See if this scenario sounds familiar: There you are, ready to make a purchase. The salesperson has had some difficulty listening and asking questions, but you maintained your composure. Occasionally, you were even able to interrupt the salesperson’s dissertation about aspects of the product you are mildly interested in, in order to ask a question or state a need. Finally, the solution is presented. It comes down to a choice between product “A”, “B” or “C,” and you make the fatal mistake of asking for a recommendation. See if this exchange below looks, and sounds, familiar:
Seller: “… and it does this and it does that.”
Customer: “That looks great, and something I sure do need. Which would you recommend?”
Seller: “Oh, sorry, I can’t do that.”
Customer: “Why not?”
Seller: “We’re not allowed to.”
Customer: “WHY THE %*&# NOT!”
If you have not picked it up from the example above, this happens to be a pet peeve of mine. What a bizarre irony. Often, when the customer should be speaking, the salesperson will not stop talking. When the salesperson finally should be speaking, they won’t start talking. Often times, an opinion is exactly what the customer is paying you for, so, for goodness sake, be opinionated.

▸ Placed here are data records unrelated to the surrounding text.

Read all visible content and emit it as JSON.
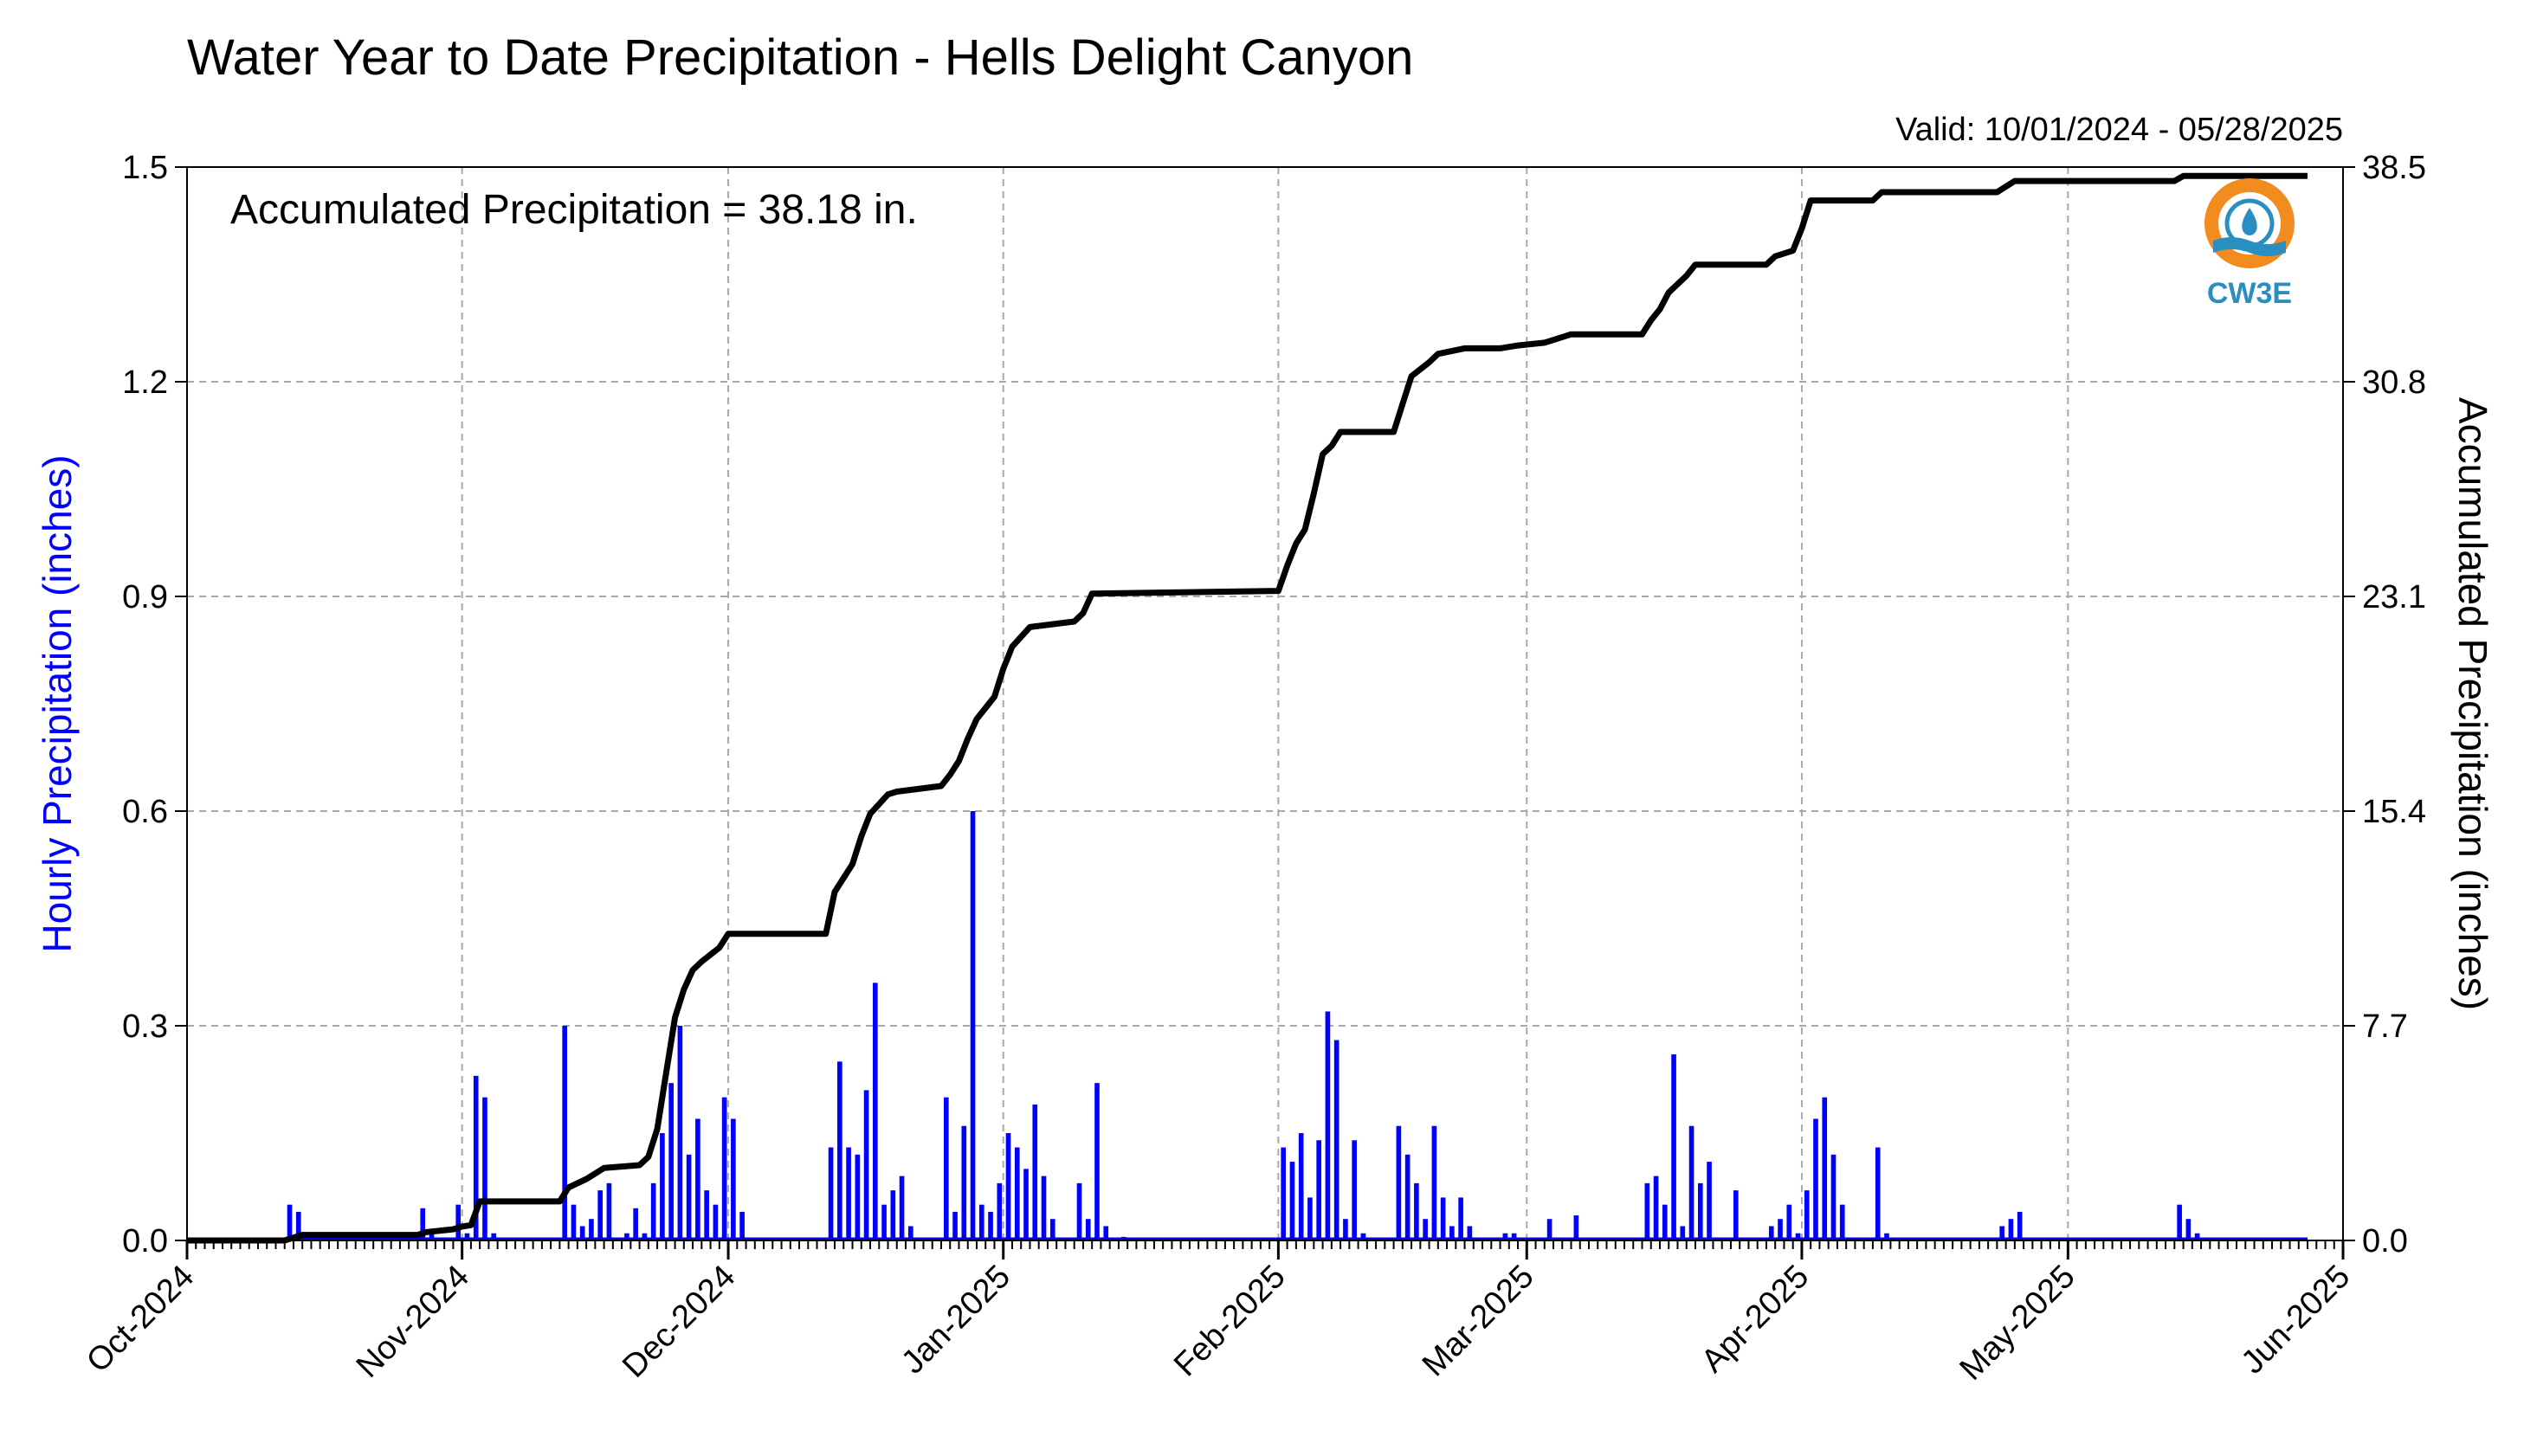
{
  "chart_data": {
    "type": "bar+line",
    "title": "Water Year to Date Precipitation - Hells Delight Canyon",
    "subtitle": "Valid: 10/01/2024 - 05/28/2025",
    "annotation": "Accumulated Precipitation = 38.18 in.",
    "ylabel_left": "Hourly Precipitation (inches)",
    "ylabel_right": "Accumulated Precipitation (inches)",
    "left_axis": {
      "ylim": [
        0,
        1.5
      ],
      "ticks": [
        "0.0",
        "0.3",
        "0.6",
        "0.9",
        "1.2",
        "1.5"
      ]
    },
    "right_axis": {
      "ylim": [
        0,
        38.5
      ],
      "ticks": [
        "0.0",
        "7.7",
        "15.4",
        "23.1",
        "30.8",
        "38.5"
      ]
    },
    "x_axis": {
      "range": [
        "2024-10-01",
        "2025-06-01"
      ],
      "ticks": [
        {
          "date": "2024-10-01",
          "label": "Oct-2024"
        },
        {
          "date": "2024-11-01",
          "label": "Nov-2024"
        },
        {
          "date": "2024-12-01",
          "label": "Dec-2024"
        },
        {
          "date": "2025-01-01",
          "label": "Jan-2025"
        },
        {
          "date": "2025-02-01",
          "label": "Feb-2025"
        },
        {
          "date": "2025-03-01",
          "label": "Mar-2025"
        },
        {
          "date": "2025-04-01",
          "label": "Apr-2025"
        },
        {
          "date": "2025-05-01",
          "label": "May-2025"
        },
        {
          "date": "2025-06-01",
          "label": "Jun-2025"
        }
      ]
    },
    "grid": true,
    "colors": {
      "hourly": "#0000ff",
      "accumulated": "#000000",
      "ylabel_left": "#0000ff",
      "logo_orange": "#f28c1f",
      "logo_blue": "#2a8fc0"
    },
    "logo_text": "CW3E",
    "series": [
      {
        "name": "Hourly Precipitation",
        "kind": "bar",
        "axis": "left",
        "points": [
          [
            "2024-10-12",
            0.05
          ],
          [
            "2024-10-13",
            0.04
          ],
          [
            "2024-10-14",
            0.01
          ],
          [
            "2024-10-27",
            0.045
          ],
          [
            "2024-10-28",
            0.01
          ],
          [
            "2024-10-31",
            0.05
          ],
          [
            "2024-11-01",
            0.01
          ],
          [
            "2024-11-02",
            0.23
          ],
          [
            "2024-11-03",
            0.2
          ],
          [
            "2024-11-04",
            0.01
          ],
          [
            "2024-11-12",
            0.3
          ],
          [
            "2024-11-13",
            0.05
          ],
          [
            "2024-11-14",
            0.02
          ],
          [
            "2024-11-15",
            0.03
          ],
          [
            "2024-11-16",
            0.07
          ],
          [
            "2024-11-17",
            0.08
          ],
          [
            "2024-11-19",
            0.01
          ],
          [
            "2024-11-20",
            0.045
          ],
          [
            "2024-11-21",
            0.01
          ],
          [
            "2024-11-22",
            0.08
          ],
          [
            "2024-11-23",
            0.15
          ],
          [
            "2024-11-24",
            0.22
          ],
          [
            "2024-11-25",
            0.3
          ],
          [
            "2024-11-26",
            0.12
          ],
          [
            "2024-11-27",
            0.17
          ],
          [
            "2024-11-28",
            0.07
          ],
          [
            "2024-11-29",
            0.05
          ],
          [
            "2024-11-30",
            0.2
          ],
          [
            "2024-12-01",
            0.17
          ],
          [
            "2024-12-02",
            0.04
          ],
          [
            "2024-12-12",
            0.13
          ],
          [
            "2024-12-13",
            0.25
          ],
          [
            "2024-12-14",
            0.13
          ],
          [
            "2024-12-15",
            0.12
          ],
          [
            "2024-12-16",
            0.21
          ],
          [
            "2024-12-17",
            0.36
          ],
          [
            "2024-12-18",
            0.05
          ],
          [
            "2024-12-19",
            0.07
          ],
          [
            "2024-12-20",
            0.09
          ],
          [
            "2024-12-21",
            0.02
          ],
          [
            "2024-12-25",
            0.2
          ],
          [
            "2024-12-26",
            0.04
          ],
          [
            "2024-12-27",
            0.16
          ],
          [
            "2024-12-28",
            0.6
          ],
          [
            "2024-12-29",
            0.05
          ],
          [
            "2024-12-30",
            0.04
          ],
          [
            "2024-12-31",
            0.08
          ],
          [
            "2025-01-01",
            0.15
          ],
          [
            "2025-01-02",
            0.13
          ],
          [
            "2025-01-03",
            0.1
          ],
          [
            "2025-01-04",
            0.19
          ],
          [
            "2025-01-05",
            0.09
          ],
          [
            "2025-01-06",
            0.03
          ],
          [
            "2025-01-09",
            0.08
          ],
          [
            "2025-01-10",
            0.03
          ],
          [
            "2025-01-11",
            0.22
          ],
          [
            "2025-01-12",
            0.02
          ],
          [
            "2025-01-14",
            0.005
          ],
          [
            "2025-02-01",
            0.13
          ],
          [
            "2025-02-02",
            0.11
          ],
          [
            "2025-02-03",
            0.15
          ],
          [
            "2025-02-04",
            0.06
          ],
          [
            "2025-02-05",
            0.14
          ],
          [
            "2025-02-06",
            0.32
          ],
          [
            "2025-02-07",
            0.28
          ],
          [
            "2025-02-08",
            0.03
          ],
          [
            "2025-02-09",
            0.14
          ],
          [
            "2025-02-10",
            0.01
          ],
          [
            "2025-02-14",
            0.16
          ],
          [
            "2025-02-15",
            0.12
          ],
          [
            "2025-02-16",
            0.08
          ],
          [
            "2025-02-17",
            0.03
          ],
          [
            "2025-02-18",
            0.16
          ],
          [
            "2025-02-19",
            0.06
          ],
          [
            "2025-02-20",
            0.02
          ],
          [
            "2025-02-21",
            0.06
          ],
          [
            "2025-02-22",
            0.02
          ],
          [
            "2025-02-26",
            0.01
          ],
          [
            "2025-02-27",
            0.01
          ],
          [
            "2025-03-03",
            0.03
          ],
          [
            "2025-03-06",
            0.035
          ],
          [
            "2025-03-14",
            0.08
          ],
          [
            "2025-03-15",
            0.09
          ],
          [
            "2025-03-16",
            0.05
          ],
          [
            "2025-03-17",
            0.26
          ],
          [
            "2025-03-18",
            0.02
          ],
          [
            "2025-03-19",
            0.16
          ],
          [
            "2025-03-20",
            0.08
          ],
          [
            "2025-03-21",
            0.11
          ],
          [
            "2025-03-24",
            0.07
          ],
          [
            "2025-03-28",
            0.02
          ],
          [
            "2025-03-29",
            0.03
          ],
          [
            "2025-03-30",
            0.05
          ],
          [
            "2025-03-31",
            0.01
          ],
          [
            "2025-04-01",
            0.07
          ],
          [
            "2025-04-02",
            0.17
          ],
          [
            "2025-04-03",
            0.2
          ],
          [
            "2025-04-04",
            0.12
          ],
          [
            "2025-04-05",
            0.05
          ],
          [
            "2025-04-09",
            0.13
          ],
          [
            "2025-04-10",
            0.01
          ],
          [
            "2025-04-23",
            0.02
          ],
          [
            "2025-04-24",
            0.03
          ],
          [
            "2025-04-25",
            0.04
          ],
          [
            "2025-05-13",
            0.05
          ],
          [
            "2025-05-14",
            0.03
          ],
          [
            "2025-05-15",
            0.01
          ]
        ]
      },
      {
        "name": "Accumulated Precipitation",
        "kind": "step-line",
        "axis": "right",
        "points": [
          [
            "2024-10-01",
            0.0
          ],
          [
            "2024-10-12",
            0.0
          ],
          [
            "2024-10-14",
            0.2
          ],
          [
            "2024-10-27",
            0.2
          ],
          [
            "2024-10-28",
            0.3
          ],
          [
            "2024-10-31",
            0.4
          ],
          [
            "2024-11-01",
            0.5
          ],
          [
            "2024-11-02",
            0.55
          ],
          [
            "2024-11-03",
            1.4
          ],
          [
            "2024-11-12",
            1.4
          ],
          [
            "2024-11-13",
            1.9
          ],
          [
            "2024-11-15",
            2.2
          ],
          [
            "2024-11-17",
            2.6
          ],
          [
            "2024-11-21",
            2.7
          ],
          [
            "2024-11-22",
            3.0
          ],
          [
            "2024-11-23",
            4.0
          ],
          [
            "2024-11-24",
            6.0
          ],
          [
            "2024-11-25",
            8.0
          ],
          [
            "2024-11-26",
            9.0
          ],
          [
            "2024-11-27",
            9.7
          ],
          [
            "2024-11-28",
            10.0
          ],
          [
            "2024-11-30",
            10.5
          ],
          [
            "2024-12-01",
            11.0
          ],
          [
            "2024-12-12",
            11.0
          ],
          [
            "2024-12-13",
            12.5
          ],
          [
            "2024-12-15",
            13.5
          ],
          [
            "2024-12-16",
            14.5
          ],
          [
            "2024-12-17",
            15.3
          ],
          [
            "2024-12-19",
            16.0
          ],
          [
            "2024-12-20",
            16.1
          ],
          [
            "2024-12-25",
            16.3
          ],
          [
            "2024-12-26",
            16.7
          ],
          [
            "2024-12-27",
            17.2
          ],
          [
            "2024-12-28",
            18.0
          ],
          [
            "2024-12-29",
            18.7
          ],
          [
            "2024-12-31",
            19.5
          ],
          [
            "2025-01-01",
            20.5
          ],
          [
            "2025-01-02",
            21.3
          ],
          [
            "2025-01-04",
            22.0
          ],
          [
            "2025-01-09",
            22.2
          ],
          [
            "2025-01-10",
            22.5
          ],
          [
            "2025-01-11",
            23.2
          ],
          [
            "2025-02-01",
            23.3
          ],
          [
            "2025-02-02",
            24.2
          ],
          [
            "2025-02-03",
            25.0
          ],
          [
            "2025-02-04",
            25.5
          ],
          [
            "2025-02-05",
            26.8
          ],
          [
            "2025-02-06",
            28.2
          ],
          [
            "2025-02-07",
            28.5
          ],
          [
            "2025-02-08",
            29.0
          ],
          [
            "2025-02-14",
            29.0
          ],
          [
            "2025-02-15",
            30.0
          ],
          [
            "2025-02-16",
            31.0
          ],
          [
            "2025-02-18",
            31.5
          ],
          [
            "2025-02-19",
            31.8
          ],
          [
            "2025-02-22",
            32.0
          ],
          [
            "2025-02-26",
            32.0
          ],
          [
            "2025-02-28",
            32.1
          ],
          [
            "2025-03-03",
            32.2
          ],
          [
            "2025-03-06",
            32.5
          ],
          [
            "2025-03-14",
            32.5
          ],
          [
            "2025-03-15",
            33.0
          ],
          [
            "2025-03-16",
            33.4
          ],
          [
            "2025-03-17",
            34.0
          ],
          [
            "2025-03-19",
            34.6
          ],
          [
            "2025-03-20",
            35.0
          ],
          [
            "2025-03-21",
            35.0
          ],
          [
            "2025-03-28",
            35.0
          ],
          [
            "2025-03-29",
            35.3
          ],
          [
            "2025-03-31",
            35.5
          ],
          [
            "2025-04-01",
            36.3
          ],
          [
            "2025-04-02",
            37.3
          ],
          [
            "2025-04-09",
            37.3
          ],
          [
            "2025-04-10",
            37.6
          ],
          [
            "2025-04-23",
            37.6
          ],
          [
            "2025-04-25",
            38.0
          ],
          [
            "2025-05-13",
            38.0
          ],
          [
            "2025-05-14",
            38.18
          ],
          [
            "2025-05-28",
            38.18
          ]
        ]
      }
    ]
  }
}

My personal opinion is that there is a definite time for opinions! When we do things the right way, such as work hard to lead with questions, and help the customer through his or her decision for change, the customer is often looking for an opinion. We should be offering those opinions! I’ve actually figured out ways to trick salespeople who won’t offer an opinion on a product I’m looking to buy. I’ll ask them, “If this was for you, or a family member, which would you choose,” and an opinion emerges right away. I’ve actually used this “trick” recently, and when the salesperson blurted out a response, he placed his hand over his mouth as if he had done something wrong! I told him; “Fine; that’s the one I’m buying.” Amazingly enough, he seemed perturbed while writing up the sale, apparently frustrated by my tactic to seek out his opinion!
To be clear, it is not okay to inject your opinion and dictate customer problems or customer needs in previous stages of the selling cycle. It is okay to be opinionated when it comes time to recommend a solution. It is even okay to show some enthusiasm for the recommendation you are making. Which approach would you prefer as a customer, if you were preparing to make a major decision:
Seller: “I think this particular feature is pretty good and should take care of that particular need.”

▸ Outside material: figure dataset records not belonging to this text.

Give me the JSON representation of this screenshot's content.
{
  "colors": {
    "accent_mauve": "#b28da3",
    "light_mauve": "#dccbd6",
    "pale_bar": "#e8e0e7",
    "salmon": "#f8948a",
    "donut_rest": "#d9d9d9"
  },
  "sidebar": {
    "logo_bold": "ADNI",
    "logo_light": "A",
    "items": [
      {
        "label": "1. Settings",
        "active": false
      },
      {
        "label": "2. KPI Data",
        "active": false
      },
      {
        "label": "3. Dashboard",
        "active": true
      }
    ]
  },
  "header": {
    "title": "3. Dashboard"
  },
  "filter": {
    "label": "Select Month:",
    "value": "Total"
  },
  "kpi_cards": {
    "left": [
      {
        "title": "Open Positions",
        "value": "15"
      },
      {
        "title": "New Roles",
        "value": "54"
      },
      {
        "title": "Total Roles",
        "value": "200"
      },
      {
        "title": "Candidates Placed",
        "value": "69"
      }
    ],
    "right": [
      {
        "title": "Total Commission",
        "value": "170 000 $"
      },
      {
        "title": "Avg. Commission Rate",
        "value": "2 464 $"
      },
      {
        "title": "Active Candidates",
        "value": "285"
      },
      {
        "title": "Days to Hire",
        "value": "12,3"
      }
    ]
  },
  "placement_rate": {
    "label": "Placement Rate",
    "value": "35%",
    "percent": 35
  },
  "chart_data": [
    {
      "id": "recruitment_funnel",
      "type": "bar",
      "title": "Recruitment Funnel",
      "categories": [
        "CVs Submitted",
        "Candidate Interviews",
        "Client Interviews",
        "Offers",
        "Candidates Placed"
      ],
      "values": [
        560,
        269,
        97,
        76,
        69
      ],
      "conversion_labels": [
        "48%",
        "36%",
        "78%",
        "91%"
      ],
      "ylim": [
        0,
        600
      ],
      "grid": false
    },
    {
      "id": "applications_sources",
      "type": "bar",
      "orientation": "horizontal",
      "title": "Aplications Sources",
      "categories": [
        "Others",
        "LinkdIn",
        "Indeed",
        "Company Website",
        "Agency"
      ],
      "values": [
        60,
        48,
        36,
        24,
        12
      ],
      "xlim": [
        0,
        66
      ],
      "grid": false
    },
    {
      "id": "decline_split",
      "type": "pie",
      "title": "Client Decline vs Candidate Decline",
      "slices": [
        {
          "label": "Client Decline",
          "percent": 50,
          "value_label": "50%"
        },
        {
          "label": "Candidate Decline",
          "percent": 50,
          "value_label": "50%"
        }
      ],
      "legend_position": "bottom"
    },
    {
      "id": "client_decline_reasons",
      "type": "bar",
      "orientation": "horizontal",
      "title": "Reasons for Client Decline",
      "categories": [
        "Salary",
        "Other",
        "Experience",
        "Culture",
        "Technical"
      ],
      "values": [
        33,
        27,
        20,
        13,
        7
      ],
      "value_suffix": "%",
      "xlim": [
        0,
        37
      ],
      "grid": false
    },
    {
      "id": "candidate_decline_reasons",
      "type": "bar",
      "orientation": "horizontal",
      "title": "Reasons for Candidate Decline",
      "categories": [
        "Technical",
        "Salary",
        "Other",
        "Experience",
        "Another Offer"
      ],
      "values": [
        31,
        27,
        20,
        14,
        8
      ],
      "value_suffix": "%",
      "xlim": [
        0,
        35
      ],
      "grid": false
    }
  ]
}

Seller: “I think this particular feature is outstanding and, in my opinion, will work beautifully to take care of that particular need.”
Now, it goes without saying that we actually have to sincerely have this opinion of your product, and the solution you are backing is one you truly believe in. If that’s the case, and I sure hope it is, you do not need to be shy in letting the customer hear this. Remember, the customer is often struggling with the biggest obstacle in any buying decision; the fear of change. If you are not excited and opinionated about the solution you are recommending, why would the customer be?

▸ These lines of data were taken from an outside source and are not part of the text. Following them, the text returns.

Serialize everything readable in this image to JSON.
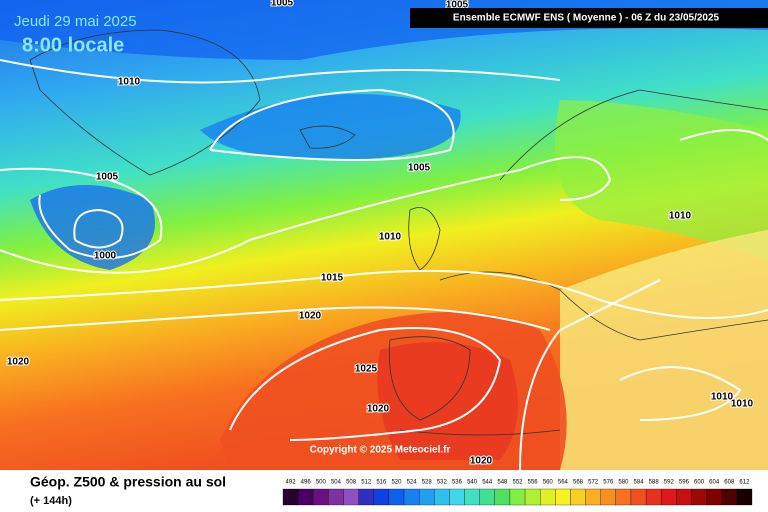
{
  "header": {
    "date": "Jeudi 29 mai 2025",
    "time": "8:00 locale",
    "model": "Ensemble ECMWF ENS  ( Moyenne )  -  06 Z du 23/05/2025"
  },
  "isobar_labels": [
    "1005",
    "1010",
    "1005",
    "1000",
    "1005",
    "1005",
    "1010",
    "1015",
    "1020",
    "1020",
    "1025",
    "1020",
    "1020",
    "1010",
    "1010",
    "1010"
  ],
  "copyright": "Copyright © 2025 Meteociel.fr",
  "footer": {
    "title": "Géop. Z500 & pression au sol",
    "subtitle": "(+ 144h)"
  },
  "legend": {
    "labels": [
      492,
      496,
      500,
      504,
      508,
      512,
      516,
      520,
      524,
      528,
      532,
      536,
      540,
      544,
      548,
      552,
      556,
      560,
      564,
      568,
      572,
      576,
      580,
      584,
      588,
      592,
      596,
      600,
      604,
      608,
      612
    ],
    "colors": [
      "#2a0030",
      "#4a0060",
      "#6a1080",
      "#8030a0",
      "#9050c0",
      "#3030c0",
      "#1040e0",
      "#1060f0",
      "#1880f0",
      "#20a0f0",
      "#30c0f0",
      "#40d8e8",
      "#40e0c0",
      "#40e090",
      "#50e060",
      "#80f040",
      "#b0f030",
      "#e0f020",
      "#f8f020",
      "#f8d020",
      "#f8b020",
      "#f89020",
      "#f87020",
      "#f05020",
      "#e83020",
      "#e01818",
      "#c81010",
      "#a00808",
      "#800000",
      "#500000",
      "#180000"
    ]
  }
}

The fact is, I think customers are quietly begging for you to have an opinion. There’s a lot that goes on before we’re at this stage, but once you’ve come this far, your opinion matters and it reduces the anxiety of the customer. It’s also one of the kindest moves you can make for a customer. You must remember this; the next move for that customer may very well be to have a sense of buyer’s remorse. When this happens, the customer won’t just hear his or her shaky voice questioning the decision that was made, but also your steady, opinionated voice giving the thumbs up to that recent purchase. Now that’s a voice we all need to hear.